Protocol of the Session on September 8, 2010

(Beifall bei der SPD, dem BÜNDNIS 90/DIE GRÜNEN und der LINKEN)

Aber da dies offenkundig ist, hat der Bundesumweltminister in den letzten Tagen davon gesprochen, dass alte Atomkraftwerke nachgerüstet werden müssen und dass bei dieser Frage die Gefahr von Flugzeugabstürzen und der Bau einer Betonhülle eine Rolle spielen. Bei alten Atomkraftwerken müsste etwas gemacht werden.

Frau Ministerin, dazu gebe ich Ihnen den Hinweis: Die Bibliser Kraftwerke sind alt, sehr alt. Ihre Ausrüstung entspricht schon lange nicht mehr dem heutigen Stand von Sicherheit und Technik.

Ich habe über mögliche Flugzeugabstürze gesprochen. Da haben wir eine irre Situation. Es existierte eine Sicherheitsanalyse in Form von Gutachten, die das Ministerium in Auftrag gegeben hat. Dann hat man das berechnet – man hat aber nur die neueren Atomkraftwerke genommen – und ist zu dem Ergebnis gekommen, das kann gut gehen. Dann hat man gesagt, die alten Atomkraftwerke seien so schlecht, dass man da gar keine Berechnungen anstellen würde.

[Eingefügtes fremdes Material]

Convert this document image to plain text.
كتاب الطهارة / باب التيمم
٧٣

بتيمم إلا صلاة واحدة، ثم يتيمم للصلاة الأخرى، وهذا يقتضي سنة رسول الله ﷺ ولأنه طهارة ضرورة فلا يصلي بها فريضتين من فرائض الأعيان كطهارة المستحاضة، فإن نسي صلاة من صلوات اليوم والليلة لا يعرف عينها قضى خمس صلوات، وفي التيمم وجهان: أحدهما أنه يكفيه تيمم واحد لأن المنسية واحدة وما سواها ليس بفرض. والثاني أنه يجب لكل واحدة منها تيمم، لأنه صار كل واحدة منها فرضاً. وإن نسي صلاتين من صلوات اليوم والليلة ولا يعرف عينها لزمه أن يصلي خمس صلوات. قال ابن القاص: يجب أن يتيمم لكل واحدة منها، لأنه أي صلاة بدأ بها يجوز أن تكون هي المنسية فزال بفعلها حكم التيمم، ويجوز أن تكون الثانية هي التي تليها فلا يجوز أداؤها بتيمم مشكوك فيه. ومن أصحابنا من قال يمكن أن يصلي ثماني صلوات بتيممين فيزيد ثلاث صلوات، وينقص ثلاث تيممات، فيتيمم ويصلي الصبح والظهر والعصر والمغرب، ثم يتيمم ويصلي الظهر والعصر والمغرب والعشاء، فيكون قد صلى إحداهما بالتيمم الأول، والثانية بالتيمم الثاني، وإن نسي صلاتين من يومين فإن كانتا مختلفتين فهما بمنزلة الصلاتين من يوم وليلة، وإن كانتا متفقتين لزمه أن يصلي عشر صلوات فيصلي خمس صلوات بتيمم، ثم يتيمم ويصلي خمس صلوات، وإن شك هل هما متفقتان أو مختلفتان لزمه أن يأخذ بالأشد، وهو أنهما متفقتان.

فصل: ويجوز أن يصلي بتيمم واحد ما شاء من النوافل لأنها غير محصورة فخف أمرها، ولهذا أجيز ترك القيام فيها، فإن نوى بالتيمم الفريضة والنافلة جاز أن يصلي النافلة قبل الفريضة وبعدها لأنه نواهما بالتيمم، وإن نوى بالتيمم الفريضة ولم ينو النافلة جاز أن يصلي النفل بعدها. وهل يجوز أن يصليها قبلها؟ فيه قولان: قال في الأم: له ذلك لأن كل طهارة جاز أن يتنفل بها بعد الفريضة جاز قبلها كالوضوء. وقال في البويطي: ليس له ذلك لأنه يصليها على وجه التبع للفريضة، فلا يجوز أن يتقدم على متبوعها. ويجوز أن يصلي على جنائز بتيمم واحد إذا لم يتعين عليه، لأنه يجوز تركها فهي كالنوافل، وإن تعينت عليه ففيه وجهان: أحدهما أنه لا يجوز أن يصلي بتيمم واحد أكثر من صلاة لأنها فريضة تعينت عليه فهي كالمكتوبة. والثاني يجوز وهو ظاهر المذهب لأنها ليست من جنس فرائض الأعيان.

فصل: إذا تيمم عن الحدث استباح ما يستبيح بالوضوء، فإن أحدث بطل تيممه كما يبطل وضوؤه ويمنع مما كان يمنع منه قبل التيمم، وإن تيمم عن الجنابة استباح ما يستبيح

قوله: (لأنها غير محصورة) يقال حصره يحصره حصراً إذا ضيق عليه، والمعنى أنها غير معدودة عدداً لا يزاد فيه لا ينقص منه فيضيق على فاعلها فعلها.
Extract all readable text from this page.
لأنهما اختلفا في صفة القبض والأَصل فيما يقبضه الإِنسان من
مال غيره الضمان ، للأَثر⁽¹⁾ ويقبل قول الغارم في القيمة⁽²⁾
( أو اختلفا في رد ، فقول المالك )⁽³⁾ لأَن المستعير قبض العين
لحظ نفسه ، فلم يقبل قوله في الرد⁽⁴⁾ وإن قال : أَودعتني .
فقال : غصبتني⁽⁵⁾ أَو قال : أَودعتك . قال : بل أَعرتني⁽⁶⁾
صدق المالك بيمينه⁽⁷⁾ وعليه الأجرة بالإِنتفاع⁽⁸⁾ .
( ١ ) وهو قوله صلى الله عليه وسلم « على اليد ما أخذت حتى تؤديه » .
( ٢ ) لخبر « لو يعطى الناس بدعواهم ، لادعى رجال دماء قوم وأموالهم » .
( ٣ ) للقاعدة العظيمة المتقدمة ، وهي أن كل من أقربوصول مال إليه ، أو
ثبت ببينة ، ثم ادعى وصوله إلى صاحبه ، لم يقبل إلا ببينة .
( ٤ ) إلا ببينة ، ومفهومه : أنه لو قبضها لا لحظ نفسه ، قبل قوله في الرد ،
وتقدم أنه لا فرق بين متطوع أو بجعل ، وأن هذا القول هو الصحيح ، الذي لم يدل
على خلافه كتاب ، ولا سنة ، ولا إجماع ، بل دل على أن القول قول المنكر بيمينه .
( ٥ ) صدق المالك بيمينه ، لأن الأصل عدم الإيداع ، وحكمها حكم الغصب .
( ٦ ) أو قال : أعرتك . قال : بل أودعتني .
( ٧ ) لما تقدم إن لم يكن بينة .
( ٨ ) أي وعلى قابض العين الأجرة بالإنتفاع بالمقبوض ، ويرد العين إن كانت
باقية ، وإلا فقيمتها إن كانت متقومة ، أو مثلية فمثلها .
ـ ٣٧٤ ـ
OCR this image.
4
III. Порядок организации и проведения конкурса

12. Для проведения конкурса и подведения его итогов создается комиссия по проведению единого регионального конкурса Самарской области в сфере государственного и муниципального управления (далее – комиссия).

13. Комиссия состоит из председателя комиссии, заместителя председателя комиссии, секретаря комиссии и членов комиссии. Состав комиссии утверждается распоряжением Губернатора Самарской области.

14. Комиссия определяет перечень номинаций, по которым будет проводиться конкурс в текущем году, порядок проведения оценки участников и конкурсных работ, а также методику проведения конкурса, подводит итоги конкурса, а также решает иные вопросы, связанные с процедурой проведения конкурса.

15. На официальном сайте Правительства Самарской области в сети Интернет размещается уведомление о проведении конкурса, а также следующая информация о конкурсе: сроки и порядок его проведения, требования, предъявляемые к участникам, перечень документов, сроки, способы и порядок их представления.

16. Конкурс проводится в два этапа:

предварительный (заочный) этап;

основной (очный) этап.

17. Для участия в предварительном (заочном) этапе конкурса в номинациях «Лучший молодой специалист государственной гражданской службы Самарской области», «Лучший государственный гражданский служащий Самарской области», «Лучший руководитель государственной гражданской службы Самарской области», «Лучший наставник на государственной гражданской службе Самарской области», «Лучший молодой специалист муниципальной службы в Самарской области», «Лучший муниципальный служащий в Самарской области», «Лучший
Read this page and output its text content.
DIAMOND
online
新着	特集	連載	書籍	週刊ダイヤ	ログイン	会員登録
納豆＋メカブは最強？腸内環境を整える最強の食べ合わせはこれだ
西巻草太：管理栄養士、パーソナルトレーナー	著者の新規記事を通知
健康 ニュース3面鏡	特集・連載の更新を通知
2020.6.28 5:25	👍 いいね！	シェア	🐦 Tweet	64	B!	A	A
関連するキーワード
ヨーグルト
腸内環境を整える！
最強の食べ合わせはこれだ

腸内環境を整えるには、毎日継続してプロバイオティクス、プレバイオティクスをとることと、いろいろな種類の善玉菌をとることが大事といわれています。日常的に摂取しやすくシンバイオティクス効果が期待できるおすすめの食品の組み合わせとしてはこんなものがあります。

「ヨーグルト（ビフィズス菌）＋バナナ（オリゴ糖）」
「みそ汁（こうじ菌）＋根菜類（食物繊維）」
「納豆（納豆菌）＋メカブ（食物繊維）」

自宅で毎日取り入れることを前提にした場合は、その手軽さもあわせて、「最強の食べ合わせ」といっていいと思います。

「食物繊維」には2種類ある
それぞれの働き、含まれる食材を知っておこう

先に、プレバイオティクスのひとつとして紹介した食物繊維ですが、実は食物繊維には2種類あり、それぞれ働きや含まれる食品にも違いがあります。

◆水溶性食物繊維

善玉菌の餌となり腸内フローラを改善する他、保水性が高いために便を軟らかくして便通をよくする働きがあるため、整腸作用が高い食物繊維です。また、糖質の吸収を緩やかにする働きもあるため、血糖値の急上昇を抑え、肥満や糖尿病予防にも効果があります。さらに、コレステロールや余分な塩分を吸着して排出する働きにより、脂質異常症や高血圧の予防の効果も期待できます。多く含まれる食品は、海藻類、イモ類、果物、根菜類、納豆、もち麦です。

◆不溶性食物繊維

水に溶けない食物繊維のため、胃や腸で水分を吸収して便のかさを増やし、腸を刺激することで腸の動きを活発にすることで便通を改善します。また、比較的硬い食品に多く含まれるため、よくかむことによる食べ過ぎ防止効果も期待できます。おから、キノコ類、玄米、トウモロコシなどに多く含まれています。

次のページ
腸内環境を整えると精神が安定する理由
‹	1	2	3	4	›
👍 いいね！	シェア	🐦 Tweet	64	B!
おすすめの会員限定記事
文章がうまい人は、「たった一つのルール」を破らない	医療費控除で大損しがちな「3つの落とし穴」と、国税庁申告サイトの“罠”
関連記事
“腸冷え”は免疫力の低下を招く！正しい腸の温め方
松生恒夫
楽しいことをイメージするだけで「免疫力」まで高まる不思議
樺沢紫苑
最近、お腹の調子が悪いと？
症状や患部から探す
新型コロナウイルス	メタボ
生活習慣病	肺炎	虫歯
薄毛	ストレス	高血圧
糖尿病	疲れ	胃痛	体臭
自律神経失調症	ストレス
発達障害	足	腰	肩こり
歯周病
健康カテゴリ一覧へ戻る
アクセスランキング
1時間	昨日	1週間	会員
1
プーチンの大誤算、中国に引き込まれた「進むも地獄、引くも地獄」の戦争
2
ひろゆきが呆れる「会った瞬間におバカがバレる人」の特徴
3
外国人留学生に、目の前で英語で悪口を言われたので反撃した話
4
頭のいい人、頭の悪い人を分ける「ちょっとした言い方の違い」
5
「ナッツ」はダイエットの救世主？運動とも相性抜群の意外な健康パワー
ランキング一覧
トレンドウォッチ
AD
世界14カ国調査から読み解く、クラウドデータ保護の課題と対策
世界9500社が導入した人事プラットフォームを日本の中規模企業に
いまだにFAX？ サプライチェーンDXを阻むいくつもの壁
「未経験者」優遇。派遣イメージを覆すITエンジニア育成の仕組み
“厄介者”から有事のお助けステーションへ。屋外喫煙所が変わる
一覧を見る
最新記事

Auch das ist jetzt vorbei. In dem Moment, in dem eine Laufzeitverlängerung in dieser Dimension ansteht, müssen die Anlagenkonzeption und auch die Folgen eines möglichen Unfalls,etwa eines Flugzeugabsturzes,in Biblis konkret berechnet werden. Sie müssen der Bevölkerung darlegen, welche Folgen das haben könnte. Meine Damen und Herren, auch das wird Ihre Aufgabe in den nächsten Wochen sein. Frau Ministerin, das trifft gerade auf Sie zu.

(Beifall bei der SPD)

Sie müssten auch einmal darstellen, wie Sie das Problem mit der Endlagerung lösen wollen, welche Vorstellungen Sie dazu haben. Das ist auch nicht ganz unspannend.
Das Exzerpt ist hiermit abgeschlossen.